En cambio en otros supuestos al poner el limitador se pone en evidencia el que la potencia que tenemos contratada y por la cual nos facturan es inferior a la que realmente consumimos y el ICP al detectarlo salta y  corta la luz.

Para evitar esto es preciso contratar un aumento de potencia. En definitiva, mayor coste de luz no solo para el propio aumento de potencia que exige unos trabajos técnicos que es necesario pagar sino que las facturas de consumo mensual en adelante serán más elevadas lógicamente.

¿Qué ocurre si se manipula o anula el limitador o Interruptor de Control de Potencia?¿Es sancionable manipular el limitador de potencia?

En primer lugar hay que decir que las Compañías Eléctricas tienen que tener controladas las potencias que se consumen no solo por ser algo evidente sino por la propia seguridad del suministro. Hasta que existan los contadores digitales que las compañías irán poniendo poco a poco hasta 2018 en que ya no hará falta el control mediante el ICP, éste es necesario.

Lógicamente cualquier manipulación de este Interruptor, anulando su correcto funcionamiento, desconectándolo etc es de sentido común que tiene consecuencias.

De hecho la normativa reguladora contenida en el Real Decreto 1955/2000 de 1 de diciembre prevé el que “cuando se manipule el equipo de medida o control o se evite su correcto funcionamiento la empresa distribuidora cortará el suministro de luz y lo comunicará a la Administración competente, haciéndolo por escrito o por cualquier otro medio aceptado.
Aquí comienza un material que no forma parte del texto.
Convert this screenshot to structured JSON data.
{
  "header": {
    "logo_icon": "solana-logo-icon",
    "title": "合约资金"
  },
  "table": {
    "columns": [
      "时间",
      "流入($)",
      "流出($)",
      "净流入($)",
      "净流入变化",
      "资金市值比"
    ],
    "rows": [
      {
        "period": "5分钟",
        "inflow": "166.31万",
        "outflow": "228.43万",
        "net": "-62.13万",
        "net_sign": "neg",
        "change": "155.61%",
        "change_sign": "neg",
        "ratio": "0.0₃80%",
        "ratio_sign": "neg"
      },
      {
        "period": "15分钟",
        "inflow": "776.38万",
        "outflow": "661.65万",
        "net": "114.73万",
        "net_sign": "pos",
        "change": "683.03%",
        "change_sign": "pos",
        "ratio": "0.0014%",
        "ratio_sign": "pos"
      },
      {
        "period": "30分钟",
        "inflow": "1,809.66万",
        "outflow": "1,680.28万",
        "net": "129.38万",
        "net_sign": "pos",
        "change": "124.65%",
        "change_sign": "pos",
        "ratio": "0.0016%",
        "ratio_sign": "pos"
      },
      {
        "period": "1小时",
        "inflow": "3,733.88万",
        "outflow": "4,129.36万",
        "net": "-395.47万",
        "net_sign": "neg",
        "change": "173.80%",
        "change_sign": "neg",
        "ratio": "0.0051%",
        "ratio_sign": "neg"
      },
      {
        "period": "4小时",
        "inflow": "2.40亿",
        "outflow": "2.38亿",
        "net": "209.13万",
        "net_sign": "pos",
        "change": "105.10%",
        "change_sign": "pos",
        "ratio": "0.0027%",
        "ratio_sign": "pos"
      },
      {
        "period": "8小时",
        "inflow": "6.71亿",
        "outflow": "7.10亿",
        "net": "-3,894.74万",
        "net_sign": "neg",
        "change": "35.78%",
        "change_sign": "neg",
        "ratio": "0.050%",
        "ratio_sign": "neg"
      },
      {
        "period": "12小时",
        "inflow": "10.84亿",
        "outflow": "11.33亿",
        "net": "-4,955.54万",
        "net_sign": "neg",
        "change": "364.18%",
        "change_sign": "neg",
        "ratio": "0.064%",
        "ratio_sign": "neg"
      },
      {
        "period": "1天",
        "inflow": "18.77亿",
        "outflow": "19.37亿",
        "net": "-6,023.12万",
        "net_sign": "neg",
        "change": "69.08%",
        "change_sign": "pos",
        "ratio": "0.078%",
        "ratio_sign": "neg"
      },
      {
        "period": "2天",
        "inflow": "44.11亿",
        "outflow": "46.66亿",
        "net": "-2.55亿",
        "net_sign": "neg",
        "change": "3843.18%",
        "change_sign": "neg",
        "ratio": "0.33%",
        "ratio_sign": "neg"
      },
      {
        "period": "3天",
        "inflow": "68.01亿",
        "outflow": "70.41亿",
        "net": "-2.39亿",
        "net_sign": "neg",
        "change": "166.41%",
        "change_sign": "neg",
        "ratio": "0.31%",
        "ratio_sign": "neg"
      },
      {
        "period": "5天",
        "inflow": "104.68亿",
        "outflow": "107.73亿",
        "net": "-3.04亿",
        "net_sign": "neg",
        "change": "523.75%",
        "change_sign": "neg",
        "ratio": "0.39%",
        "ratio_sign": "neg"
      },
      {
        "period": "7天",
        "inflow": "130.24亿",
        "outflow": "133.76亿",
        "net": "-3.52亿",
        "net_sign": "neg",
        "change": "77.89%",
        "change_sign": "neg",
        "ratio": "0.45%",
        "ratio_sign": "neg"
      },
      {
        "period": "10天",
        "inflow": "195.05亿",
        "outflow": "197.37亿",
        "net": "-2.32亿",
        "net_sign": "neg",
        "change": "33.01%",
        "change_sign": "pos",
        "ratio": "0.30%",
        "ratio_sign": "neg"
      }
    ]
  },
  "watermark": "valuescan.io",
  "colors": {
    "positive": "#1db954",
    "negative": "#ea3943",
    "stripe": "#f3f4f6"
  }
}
De no existir criterio fijado para girar la facturación en estos supuestos, la empresa distribuidora la girará facturando un importe correspondiente al producto de la potencia contratada o que se hubiese debido contratar, por seis horas de utilización diarias durante un año, sin perjuicio de las acciones penales o civiles que se puedan interponer.

En resumen que al tratarse de una acción ilícita tiene consecuencias  sancionadoras administrativas y en su caso, penales o civiles además de ser causa de suspensión del suministro eléctrico.

A lo anterior hay que añadir las terribles consecuencias en cuanto a responsabilidad del titular si se produjera algún tipo de accidente eléctrico en una instalación manipulada para evitar su correcto funcionamiento.